Even the Union of Concerned Scientists (UCS), which previously expressed concern about the safety of nuclear, is coming around. The group has put out a new report where it calls for struggling nuclear plants (due to low natural gas and coal) to remain open, citing their benefits to tackling climate change.
While nuclear only provides 20% of America’s electricity, it represents just over half of US carbon-free electricity.
“We’re in a place right now from a climate perspective we have to make some hard choices. We need every low-carbon source of power we can get,” says Steve Clemmer, co-author of the report and director of energy research and analysis at UCS.
People are concerned about climate change, but let’s be honest. They’re more concerned about how much they pay for electricity. So despite renewable energy’s promise to rid the world of fossil fuels, it is still too expensive. If the cost of switching to renewable energy is paying significantly higher energy bills, it’s not gonna fly.
Between lithium-ion battery storage and nuclear energy, we have what could be the solution for producing clean, emissions-free energy, thus preventing global temperatures from rising further. A recent report from the UN states we only have 12 years to keep temperatures from rising 1.5 degrees C, “beyond which even half a degree will significantly worsen the risks of drought, floods, extreme heat and poverty for hundreds of millions of people,” The Guardian reported. The time to act is now.

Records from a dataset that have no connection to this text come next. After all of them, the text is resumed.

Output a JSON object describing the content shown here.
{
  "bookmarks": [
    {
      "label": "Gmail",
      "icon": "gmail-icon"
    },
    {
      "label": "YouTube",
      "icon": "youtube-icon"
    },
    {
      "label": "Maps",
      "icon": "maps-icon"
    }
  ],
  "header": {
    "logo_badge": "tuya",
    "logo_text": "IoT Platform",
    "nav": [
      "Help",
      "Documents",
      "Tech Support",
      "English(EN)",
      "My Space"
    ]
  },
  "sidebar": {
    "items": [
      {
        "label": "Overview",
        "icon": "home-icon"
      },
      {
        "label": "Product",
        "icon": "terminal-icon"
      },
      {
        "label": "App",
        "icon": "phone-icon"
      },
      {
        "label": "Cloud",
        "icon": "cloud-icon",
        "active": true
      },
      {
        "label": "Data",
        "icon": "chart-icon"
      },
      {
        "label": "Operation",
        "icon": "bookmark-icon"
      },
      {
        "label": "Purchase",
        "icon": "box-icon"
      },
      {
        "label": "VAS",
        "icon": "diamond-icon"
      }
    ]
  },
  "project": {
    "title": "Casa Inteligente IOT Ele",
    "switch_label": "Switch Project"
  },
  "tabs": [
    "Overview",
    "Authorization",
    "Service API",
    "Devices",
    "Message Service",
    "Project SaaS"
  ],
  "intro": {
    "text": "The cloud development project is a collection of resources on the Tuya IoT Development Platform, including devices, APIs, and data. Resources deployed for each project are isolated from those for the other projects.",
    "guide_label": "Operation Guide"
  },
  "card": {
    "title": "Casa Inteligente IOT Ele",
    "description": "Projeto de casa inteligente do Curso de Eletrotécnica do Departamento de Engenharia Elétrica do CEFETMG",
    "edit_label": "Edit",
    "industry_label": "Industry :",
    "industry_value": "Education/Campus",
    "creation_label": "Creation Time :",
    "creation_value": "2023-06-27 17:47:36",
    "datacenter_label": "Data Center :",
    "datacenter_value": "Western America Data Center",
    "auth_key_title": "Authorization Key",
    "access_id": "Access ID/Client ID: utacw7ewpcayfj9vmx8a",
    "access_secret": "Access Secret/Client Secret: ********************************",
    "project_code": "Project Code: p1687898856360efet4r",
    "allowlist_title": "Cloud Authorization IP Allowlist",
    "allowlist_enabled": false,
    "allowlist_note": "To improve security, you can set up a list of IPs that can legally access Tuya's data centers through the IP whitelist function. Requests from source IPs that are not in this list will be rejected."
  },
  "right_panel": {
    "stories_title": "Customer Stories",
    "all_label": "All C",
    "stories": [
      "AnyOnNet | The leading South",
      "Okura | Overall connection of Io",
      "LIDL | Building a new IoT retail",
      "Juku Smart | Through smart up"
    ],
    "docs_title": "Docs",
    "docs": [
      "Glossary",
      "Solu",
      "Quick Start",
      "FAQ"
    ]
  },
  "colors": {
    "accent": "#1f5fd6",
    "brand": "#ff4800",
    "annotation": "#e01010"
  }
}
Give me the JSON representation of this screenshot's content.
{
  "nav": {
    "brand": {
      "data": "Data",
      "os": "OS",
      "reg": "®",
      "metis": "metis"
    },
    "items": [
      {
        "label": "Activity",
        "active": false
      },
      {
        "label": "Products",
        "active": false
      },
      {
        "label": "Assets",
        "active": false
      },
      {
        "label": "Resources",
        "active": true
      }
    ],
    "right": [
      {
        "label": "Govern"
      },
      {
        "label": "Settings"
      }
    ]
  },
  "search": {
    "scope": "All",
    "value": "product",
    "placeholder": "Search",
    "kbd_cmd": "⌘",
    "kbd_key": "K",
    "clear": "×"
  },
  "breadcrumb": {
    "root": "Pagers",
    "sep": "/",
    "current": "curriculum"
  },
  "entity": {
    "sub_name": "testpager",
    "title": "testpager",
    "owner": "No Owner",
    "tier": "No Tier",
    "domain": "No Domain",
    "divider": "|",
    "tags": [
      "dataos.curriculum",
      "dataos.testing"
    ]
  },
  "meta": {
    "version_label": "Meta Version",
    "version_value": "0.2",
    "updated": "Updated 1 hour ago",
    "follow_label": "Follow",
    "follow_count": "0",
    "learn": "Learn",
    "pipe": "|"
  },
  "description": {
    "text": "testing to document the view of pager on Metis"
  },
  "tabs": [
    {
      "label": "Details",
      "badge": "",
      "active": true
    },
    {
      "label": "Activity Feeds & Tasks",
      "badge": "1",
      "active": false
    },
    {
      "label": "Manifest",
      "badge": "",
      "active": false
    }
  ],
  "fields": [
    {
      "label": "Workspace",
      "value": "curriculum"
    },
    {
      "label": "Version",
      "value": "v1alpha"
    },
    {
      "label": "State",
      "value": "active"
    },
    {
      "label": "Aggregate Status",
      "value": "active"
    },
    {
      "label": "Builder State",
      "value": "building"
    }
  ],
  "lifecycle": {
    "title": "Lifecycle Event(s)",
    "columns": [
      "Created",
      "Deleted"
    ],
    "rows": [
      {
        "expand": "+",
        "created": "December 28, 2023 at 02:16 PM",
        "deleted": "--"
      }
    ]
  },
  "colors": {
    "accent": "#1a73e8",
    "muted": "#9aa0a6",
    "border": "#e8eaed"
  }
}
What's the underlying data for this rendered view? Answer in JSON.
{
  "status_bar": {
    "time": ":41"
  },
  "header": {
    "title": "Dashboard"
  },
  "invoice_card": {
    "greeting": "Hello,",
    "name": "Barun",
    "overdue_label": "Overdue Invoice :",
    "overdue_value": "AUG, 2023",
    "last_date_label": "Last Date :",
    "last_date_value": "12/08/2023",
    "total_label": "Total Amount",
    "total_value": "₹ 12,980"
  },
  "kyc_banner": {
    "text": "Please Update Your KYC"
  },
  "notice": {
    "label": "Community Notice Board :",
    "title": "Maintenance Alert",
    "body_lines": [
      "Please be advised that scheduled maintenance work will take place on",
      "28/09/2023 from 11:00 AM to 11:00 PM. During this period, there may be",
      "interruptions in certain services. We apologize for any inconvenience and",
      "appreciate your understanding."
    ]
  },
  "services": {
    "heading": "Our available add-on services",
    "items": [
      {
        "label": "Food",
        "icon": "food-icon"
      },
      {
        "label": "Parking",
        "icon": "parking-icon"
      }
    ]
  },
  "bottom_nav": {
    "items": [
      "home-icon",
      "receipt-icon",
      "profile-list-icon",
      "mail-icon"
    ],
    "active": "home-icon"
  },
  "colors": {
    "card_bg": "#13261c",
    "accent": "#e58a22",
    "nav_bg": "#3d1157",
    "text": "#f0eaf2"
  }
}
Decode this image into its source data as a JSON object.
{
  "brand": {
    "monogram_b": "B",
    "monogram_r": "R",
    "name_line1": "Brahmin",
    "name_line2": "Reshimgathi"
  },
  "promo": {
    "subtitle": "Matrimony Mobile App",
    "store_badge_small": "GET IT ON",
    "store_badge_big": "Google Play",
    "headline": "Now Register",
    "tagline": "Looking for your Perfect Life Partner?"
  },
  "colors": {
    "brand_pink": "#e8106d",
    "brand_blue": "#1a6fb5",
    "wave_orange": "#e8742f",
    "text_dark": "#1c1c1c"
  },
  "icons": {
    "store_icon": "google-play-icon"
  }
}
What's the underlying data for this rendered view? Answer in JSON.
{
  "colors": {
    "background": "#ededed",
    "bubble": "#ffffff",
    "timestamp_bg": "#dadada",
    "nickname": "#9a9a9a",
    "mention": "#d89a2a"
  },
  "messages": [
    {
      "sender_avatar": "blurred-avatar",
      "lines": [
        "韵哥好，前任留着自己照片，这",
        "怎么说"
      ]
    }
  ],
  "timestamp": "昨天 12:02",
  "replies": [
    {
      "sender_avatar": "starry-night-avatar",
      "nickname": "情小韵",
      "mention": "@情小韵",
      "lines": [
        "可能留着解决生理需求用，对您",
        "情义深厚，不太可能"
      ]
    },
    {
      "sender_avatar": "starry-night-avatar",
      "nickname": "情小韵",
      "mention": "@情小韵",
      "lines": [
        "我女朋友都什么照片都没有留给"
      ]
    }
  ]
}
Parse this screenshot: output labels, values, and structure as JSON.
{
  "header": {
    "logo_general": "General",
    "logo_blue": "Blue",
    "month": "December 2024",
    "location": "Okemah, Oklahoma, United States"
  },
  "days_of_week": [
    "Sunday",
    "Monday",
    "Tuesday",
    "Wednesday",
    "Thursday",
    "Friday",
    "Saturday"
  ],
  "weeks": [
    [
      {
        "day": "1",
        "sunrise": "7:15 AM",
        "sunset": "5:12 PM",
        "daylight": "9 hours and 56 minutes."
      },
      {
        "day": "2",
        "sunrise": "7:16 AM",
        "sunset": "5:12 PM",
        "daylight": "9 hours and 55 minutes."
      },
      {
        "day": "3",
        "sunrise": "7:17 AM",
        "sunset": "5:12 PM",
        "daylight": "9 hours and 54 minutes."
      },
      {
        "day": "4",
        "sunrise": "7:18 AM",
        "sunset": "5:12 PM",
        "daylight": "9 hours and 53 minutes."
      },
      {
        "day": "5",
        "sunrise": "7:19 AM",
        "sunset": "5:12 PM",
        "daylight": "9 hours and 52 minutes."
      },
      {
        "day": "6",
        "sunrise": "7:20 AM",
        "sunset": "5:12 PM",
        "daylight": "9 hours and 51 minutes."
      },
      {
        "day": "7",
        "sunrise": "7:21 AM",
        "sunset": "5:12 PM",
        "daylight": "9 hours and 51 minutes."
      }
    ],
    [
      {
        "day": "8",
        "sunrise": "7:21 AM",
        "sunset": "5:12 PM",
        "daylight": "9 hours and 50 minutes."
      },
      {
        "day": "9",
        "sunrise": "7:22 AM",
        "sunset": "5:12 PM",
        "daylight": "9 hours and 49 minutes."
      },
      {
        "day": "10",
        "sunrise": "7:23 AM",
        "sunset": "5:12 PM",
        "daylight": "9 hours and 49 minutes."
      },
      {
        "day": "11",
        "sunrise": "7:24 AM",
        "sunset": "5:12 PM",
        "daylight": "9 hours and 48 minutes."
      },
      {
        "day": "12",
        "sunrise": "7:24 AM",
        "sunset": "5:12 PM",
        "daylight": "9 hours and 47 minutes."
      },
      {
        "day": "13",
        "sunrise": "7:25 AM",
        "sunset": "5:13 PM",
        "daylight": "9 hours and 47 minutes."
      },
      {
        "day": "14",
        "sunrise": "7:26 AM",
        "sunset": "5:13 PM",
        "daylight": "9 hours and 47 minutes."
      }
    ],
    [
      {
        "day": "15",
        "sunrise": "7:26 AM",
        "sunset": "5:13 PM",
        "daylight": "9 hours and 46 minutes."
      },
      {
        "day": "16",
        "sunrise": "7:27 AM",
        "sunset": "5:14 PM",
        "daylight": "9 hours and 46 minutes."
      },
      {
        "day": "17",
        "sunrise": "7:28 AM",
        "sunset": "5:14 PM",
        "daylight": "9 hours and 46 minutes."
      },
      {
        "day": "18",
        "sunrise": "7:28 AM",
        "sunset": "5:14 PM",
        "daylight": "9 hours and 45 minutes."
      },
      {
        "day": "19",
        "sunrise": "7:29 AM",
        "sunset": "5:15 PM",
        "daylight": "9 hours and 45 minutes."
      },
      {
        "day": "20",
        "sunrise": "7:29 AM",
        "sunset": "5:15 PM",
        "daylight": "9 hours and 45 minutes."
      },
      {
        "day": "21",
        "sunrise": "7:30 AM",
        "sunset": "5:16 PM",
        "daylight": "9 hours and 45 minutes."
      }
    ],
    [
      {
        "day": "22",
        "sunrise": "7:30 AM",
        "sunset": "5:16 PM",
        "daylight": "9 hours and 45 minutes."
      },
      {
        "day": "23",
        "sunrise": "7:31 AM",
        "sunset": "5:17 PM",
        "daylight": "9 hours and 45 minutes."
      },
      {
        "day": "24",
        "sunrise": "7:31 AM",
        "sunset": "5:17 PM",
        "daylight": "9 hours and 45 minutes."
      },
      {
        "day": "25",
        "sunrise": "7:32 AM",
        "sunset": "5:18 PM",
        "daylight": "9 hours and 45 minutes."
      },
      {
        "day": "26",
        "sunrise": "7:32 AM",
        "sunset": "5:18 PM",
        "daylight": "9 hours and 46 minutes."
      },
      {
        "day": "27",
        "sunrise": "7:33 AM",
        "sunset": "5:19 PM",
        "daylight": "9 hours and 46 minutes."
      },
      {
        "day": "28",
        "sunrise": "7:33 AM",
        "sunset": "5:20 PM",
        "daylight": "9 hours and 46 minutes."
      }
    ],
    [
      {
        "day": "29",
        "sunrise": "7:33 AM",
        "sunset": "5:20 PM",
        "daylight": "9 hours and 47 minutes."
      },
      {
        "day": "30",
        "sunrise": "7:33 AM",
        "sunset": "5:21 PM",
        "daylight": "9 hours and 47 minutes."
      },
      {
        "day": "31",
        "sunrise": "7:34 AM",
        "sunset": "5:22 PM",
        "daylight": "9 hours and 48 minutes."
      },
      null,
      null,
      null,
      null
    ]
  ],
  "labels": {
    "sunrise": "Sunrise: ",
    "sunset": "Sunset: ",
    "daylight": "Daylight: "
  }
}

In the short term, nuclear plants powered by uranium should be brought back online if they’ve been shuttered, and older ones upgraded to a higher standard. Meantime, places in need of immediate power can use thorium-powered nuclear reactors. Molten salt reactors are far enough advanced that they could be deployed in much higher numbers than they are currently. In BC, they could replace expensive and environmentally destructive Site C.
Renewable energy should be encouraged and a lot of money pumped into R&D to improve large-scale battery storage capacity.
These are not pie-in-the-sky suggestions. The technology is here, and advancing quickly. Why not use it, rather than relying on fossil-fuel power to build an LNG industry in BC that will take us backward, not forward? As we explained in the last article, the only way to get LNG is to frack natural gas, which will poison billions of gallons of scarce fresh water, emit methane which is 86 times worse than CO2 in terms of trapping heat, cause earthquakes and put human health at serious risk.
Our options are actually quite limited when it comes to the globe’s energy dilemma. The answer is nuclear energy and lithium-ion battery storage technology. Now all we need to do is convince the politicians.